Eski Hatay Belediye Başkanı Lütfü Savaş ve bazı delegeler, CHP'nin 4-5 Kasım 2023 tarihlerindeki kurultayının iptali açtığı davada bugün kritik gelişmeler yaşanıyor. 2. Asliye Hukuk Mahkemesi’nde görülecek duruşmada çıkacak karar merakla bekleniyor.
HERKESİN GÖZÜ BUGÜN ÇIKACAK KARARDA
Kritik davada mahkeme heyetinin önünde davanın reddi, bir önceki duruşmada olduğu gibi erteleme, çağrı heyeti atama ve mutlak butlan kararı verme gibi olasılıklar var.
Kurmaylar, mahkeme öncesinde “Ters bir karar beklemiyoruz, endişemiz yok” değerlendirmesinde bulundu.
Bazı kurmaylar ise mahkemeden “erteleme” beklediklerini belirtirken, çıkacak karar ya da erteleme tarihine göre yol haritası belirleyeceklerini ifade etti.
İDDİALAR NELERDİ?
4-5 Kasım 2023'te Ankara Spor Salonu'nda yapılan CHP 38. Olağan Kurultayı'nda Divan Başkanı olarak görev yapan Ekrem İmamoğlu ve diğer şüphelilerin ortak hareket ederek, kurultayda oy kullanan bazı delegelere yönelik çeşitli usulsüz faaliyetlerde bulunduğu öne sürüldü.
Bu kapsamda bazı delegelere para verildiği, bazılarına farklı il ve ilçelerde belediye başkanlığı ya da belediye meclis üyeliği adaylıklarının teklif edildiği iddia edildi.
İddianamede ayrıca bazı delegeler ile yakınlarının CHP'li belediyeler ve bu belediyelere bağlı şirket ya da iştiraklerde işe alındığı, bazı delegelere de market alışveriş kartı dağıtıldığı öne sürüldü.
İKİ AKADEMİSYENİN MÜTALAASI DAVA DOSYASINDA
Öte yandan “Mutlak butlan” kararı çıkma ihtimâli üzerinden tartışmaların sürdüğü davaya ilişkin olarak, ceza hukukçusu Prof.

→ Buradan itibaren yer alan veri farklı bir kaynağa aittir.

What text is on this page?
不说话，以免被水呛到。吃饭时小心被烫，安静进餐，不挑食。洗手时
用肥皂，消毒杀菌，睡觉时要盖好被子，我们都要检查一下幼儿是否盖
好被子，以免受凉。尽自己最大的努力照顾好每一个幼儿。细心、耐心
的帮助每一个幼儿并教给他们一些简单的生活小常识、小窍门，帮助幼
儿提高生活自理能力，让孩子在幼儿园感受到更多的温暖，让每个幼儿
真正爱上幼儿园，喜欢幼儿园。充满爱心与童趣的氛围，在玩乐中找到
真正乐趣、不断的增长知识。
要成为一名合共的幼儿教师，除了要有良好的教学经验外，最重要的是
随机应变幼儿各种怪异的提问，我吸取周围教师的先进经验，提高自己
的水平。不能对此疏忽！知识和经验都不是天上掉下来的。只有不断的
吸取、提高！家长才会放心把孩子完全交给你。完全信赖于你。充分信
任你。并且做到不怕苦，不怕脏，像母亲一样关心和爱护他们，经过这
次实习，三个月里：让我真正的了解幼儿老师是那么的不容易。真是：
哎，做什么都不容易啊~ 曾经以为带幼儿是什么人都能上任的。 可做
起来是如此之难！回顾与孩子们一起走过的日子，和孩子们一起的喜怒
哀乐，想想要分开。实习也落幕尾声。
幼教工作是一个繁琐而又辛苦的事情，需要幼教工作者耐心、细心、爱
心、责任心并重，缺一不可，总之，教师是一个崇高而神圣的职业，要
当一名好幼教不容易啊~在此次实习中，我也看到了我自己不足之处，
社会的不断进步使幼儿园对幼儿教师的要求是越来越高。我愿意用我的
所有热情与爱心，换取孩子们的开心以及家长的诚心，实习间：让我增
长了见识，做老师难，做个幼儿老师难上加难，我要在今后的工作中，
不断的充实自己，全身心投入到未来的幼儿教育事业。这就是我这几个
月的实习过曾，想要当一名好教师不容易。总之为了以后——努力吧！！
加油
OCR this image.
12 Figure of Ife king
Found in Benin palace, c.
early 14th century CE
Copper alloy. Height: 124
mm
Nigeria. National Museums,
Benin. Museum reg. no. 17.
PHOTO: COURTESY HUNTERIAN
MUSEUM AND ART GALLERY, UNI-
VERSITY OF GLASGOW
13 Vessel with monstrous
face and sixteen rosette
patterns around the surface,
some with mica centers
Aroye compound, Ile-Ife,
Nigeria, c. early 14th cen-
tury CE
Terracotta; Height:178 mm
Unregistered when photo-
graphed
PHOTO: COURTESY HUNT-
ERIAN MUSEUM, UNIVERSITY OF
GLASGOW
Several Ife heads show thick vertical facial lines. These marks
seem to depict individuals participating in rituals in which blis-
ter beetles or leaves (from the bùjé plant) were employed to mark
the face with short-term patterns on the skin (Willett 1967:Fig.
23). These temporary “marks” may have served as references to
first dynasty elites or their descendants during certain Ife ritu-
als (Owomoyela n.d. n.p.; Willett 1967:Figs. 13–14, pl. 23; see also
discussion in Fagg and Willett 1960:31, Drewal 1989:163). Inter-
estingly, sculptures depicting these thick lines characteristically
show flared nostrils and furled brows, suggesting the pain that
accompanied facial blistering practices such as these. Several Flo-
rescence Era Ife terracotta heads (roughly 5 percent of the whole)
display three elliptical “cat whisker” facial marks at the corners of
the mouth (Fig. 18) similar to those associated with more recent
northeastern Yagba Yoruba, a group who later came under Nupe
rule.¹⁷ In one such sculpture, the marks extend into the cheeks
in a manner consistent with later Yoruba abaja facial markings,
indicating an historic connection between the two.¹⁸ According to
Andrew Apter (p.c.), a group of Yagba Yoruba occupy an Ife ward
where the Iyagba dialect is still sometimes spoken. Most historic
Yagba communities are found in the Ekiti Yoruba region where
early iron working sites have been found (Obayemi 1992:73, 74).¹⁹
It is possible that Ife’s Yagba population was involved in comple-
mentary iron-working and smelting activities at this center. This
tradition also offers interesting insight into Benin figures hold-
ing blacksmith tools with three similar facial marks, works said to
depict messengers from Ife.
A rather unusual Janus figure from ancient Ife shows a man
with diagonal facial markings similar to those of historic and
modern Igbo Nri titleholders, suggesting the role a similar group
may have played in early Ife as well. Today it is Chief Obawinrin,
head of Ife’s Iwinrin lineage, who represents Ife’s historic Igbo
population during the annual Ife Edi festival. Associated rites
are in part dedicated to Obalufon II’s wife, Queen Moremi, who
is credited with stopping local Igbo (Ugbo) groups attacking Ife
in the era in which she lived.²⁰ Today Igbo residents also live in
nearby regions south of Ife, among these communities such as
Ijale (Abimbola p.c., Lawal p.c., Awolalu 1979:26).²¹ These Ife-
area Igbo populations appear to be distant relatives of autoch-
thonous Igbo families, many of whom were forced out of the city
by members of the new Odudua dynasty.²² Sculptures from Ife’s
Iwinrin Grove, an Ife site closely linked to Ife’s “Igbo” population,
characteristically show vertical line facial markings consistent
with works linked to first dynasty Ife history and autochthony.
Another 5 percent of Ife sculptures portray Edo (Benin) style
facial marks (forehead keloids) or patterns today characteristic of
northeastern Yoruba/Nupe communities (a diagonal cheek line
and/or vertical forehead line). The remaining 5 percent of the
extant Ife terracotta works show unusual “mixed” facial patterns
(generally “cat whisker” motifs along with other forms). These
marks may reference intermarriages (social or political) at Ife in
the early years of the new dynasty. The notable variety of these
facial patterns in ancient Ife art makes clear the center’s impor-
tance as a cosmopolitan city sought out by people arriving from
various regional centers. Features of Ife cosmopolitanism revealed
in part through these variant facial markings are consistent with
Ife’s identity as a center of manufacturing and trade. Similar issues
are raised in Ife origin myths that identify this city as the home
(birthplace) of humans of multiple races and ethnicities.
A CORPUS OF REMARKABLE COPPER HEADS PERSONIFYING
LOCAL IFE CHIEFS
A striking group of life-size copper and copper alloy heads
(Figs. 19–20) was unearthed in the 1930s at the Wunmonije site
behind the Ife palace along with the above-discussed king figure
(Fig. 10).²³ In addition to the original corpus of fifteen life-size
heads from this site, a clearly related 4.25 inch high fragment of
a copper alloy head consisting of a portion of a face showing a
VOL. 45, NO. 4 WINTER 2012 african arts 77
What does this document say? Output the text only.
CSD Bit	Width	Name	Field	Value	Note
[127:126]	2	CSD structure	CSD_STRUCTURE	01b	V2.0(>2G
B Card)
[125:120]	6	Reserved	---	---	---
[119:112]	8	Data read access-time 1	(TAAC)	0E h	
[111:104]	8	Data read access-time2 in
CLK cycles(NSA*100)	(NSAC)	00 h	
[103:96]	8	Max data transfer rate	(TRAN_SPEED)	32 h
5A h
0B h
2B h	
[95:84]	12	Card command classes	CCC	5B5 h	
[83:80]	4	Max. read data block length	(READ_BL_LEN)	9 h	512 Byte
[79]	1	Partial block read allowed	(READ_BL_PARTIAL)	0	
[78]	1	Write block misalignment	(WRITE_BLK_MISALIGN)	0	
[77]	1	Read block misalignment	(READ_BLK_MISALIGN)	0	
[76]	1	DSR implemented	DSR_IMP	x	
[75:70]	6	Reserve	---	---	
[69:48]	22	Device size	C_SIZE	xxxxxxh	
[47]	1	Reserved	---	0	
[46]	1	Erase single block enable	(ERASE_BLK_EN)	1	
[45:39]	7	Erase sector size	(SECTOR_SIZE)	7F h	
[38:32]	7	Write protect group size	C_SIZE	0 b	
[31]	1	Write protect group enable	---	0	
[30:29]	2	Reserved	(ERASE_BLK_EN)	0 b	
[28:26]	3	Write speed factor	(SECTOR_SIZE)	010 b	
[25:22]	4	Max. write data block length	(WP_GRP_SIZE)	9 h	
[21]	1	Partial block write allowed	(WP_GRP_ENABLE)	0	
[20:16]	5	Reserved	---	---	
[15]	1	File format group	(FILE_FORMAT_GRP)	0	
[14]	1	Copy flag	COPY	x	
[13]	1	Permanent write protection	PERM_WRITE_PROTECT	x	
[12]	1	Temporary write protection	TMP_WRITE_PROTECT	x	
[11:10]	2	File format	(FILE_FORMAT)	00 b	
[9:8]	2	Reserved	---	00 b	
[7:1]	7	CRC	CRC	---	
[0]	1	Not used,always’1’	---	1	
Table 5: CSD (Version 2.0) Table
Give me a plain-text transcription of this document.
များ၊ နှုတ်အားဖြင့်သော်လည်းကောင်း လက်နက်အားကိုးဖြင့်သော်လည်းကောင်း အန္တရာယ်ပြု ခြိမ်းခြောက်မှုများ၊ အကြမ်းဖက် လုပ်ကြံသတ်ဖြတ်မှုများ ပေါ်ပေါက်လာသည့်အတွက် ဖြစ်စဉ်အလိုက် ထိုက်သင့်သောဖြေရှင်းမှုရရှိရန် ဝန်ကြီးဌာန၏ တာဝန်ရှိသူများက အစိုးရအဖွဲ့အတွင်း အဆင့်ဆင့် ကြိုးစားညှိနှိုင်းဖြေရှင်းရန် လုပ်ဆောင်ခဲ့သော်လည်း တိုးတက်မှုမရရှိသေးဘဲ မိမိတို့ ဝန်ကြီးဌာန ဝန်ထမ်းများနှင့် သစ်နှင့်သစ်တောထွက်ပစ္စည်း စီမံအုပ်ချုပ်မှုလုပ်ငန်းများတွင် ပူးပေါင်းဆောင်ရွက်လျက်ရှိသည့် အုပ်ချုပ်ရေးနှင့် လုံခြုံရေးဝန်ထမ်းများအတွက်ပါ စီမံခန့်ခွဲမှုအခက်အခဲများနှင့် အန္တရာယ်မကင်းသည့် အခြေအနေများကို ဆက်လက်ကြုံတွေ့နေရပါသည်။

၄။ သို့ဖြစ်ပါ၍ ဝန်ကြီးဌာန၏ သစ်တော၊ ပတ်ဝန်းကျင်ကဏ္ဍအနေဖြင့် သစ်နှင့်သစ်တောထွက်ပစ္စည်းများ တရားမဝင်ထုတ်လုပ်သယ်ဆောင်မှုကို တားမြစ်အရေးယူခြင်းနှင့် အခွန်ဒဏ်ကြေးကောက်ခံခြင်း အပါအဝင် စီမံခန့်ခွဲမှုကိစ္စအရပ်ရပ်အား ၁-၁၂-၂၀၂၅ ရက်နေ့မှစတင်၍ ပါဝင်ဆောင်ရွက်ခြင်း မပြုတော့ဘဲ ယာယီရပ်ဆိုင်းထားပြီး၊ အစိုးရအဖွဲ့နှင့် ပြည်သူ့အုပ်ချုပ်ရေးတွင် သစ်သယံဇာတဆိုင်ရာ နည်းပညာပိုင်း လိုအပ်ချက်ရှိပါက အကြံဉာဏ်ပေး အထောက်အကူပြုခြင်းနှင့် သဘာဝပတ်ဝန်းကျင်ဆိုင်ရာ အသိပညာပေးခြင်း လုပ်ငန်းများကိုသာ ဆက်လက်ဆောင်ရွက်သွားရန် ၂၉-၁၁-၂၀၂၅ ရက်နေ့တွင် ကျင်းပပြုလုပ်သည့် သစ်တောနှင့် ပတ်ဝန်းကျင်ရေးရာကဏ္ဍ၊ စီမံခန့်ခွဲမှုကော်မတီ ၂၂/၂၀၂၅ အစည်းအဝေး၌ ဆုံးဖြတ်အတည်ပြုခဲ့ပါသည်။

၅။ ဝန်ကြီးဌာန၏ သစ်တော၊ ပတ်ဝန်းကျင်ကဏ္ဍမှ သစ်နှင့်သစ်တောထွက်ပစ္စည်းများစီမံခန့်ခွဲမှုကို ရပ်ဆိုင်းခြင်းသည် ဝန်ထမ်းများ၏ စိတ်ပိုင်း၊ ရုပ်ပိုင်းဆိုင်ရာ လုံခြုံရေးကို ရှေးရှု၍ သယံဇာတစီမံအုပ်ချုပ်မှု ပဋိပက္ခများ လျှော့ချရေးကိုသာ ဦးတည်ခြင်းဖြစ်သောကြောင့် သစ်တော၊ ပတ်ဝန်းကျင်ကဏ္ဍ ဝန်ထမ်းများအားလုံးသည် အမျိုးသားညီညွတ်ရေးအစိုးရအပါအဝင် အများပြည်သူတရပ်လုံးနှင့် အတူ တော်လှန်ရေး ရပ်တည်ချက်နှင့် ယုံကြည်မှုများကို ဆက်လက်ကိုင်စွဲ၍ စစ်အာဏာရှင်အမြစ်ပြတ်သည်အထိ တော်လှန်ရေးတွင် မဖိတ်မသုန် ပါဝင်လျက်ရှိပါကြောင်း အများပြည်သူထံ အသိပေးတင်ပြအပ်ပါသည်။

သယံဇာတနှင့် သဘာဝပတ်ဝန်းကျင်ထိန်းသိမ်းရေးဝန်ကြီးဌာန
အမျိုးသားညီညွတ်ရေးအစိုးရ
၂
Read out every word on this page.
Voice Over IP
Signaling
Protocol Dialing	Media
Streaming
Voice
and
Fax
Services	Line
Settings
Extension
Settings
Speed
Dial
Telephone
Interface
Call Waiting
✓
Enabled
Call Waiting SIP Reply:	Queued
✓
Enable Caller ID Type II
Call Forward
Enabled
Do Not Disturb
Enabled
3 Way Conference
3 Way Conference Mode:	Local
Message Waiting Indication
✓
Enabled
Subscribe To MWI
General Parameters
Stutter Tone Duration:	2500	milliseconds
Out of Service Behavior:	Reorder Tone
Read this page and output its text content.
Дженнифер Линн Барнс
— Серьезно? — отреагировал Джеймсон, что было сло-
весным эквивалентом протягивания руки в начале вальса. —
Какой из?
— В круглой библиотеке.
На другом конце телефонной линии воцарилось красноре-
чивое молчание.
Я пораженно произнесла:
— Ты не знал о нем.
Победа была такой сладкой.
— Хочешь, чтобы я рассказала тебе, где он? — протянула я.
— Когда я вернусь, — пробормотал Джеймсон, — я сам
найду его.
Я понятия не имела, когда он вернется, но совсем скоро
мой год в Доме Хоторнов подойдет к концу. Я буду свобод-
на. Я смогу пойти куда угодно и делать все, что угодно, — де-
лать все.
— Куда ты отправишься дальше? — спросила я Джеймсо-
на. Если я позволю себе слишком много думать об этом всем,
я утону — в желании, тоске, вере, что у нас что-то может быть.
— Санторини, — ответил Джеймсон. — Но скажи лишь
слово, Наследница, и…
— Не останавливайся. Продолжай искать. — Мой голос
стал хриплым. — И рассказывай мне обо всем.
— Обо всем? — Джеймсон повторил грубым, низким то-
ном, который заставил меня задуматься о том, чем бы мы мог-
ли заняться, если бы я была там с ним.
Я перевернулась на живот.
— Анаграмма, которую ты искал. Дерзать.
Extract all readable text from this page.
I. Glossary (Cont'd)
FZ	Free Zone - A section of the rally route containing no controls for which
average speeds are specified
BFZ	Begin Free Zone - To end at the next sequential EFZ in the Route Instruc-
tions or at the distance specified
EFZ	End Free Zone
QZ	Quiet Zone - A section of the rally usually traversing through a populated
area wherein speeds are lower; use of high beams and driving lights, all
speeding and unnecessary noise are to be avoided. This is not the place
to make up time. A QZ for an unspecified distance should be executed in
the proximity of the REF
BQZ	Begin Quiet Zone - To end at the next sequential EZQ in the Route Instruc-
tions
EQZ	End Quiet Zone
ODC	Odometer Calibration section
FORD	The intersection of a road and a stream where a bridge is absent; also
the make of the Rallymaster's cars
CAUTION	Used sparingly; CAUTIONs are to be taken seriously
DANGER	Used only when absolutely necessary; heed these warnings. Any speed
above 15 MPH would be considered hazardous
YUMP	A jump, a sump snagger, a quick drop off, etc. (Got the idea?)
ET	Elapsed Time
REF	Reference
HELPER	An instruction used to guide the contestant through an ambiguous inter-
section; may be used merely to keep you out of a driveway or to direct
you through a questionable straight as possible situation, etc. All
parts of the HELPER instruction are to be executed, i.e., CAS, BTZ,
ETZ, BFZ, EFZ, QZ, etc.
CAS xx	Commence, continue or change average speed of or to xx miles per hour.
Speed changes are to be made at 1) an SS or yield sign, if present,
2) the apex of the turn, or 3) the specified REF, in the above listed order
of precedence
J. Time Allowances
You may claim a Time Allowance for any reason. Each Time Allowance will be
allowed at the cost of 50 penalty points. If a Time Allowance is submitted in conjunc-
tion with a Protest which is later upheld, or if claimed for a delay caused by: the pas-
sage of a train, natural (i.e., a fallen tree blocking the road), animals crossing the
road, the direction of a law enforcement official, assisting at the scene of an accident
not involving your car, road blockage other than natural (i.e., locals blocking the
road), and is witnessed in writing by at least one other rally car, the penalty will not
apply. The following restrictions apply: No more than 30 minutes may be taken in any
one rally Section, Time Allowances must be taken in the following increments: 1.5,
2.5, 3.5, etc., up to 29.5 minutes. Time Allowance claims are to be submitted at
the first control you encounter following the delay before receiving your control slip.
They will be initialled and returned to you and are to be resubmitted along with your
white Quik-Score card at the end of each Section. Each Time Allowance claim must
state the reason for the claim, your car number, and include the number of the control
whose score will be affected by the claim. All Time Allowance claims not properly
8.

Dr. Adem Sözüer ile anayasa hukukçusu Dr. Volkan Aslan'ın hazırladığı bilimsel mütalaa dosyaya sunuldu.
Sözüer ve Aslan’ın bilimsel mütalaasında, "Asliye Hukuk Mahkemelerinin Siyasi Partiler Kanunu’ndaki açık hükümlere rağmen kendilerini, görevli sayıp siyasi partilerin kurultaylardaki seçimlerle ilgili kendilerini görevli sayıp davalara bakmalarının Anayasa ve siyasi partiler mevzuatında öngörülen seçim yargısını ortadan kaldıracak nitelikte bir sonuç doğuracağı, bu nedenle görevsizlik kararının verilmesi gerektiği" belirtildi.
Mütalaada, "Somut uyuşmazlıkta hukuk mahkemesi kendini görevli saysa dahi mutlak butlan veya yokluk kararının verilmesinin hiçbir dayanağının söz konusu olmadığı, mevcut dava veya ilgili kovuşturmalarda verilecek kayyım, tedbir v.b. kararların hukuka aykırı olacağı, bunların başlayan olağan ve olağanüstü kurultay süreçlerin engellemeyeceği" sonucuna varıldı.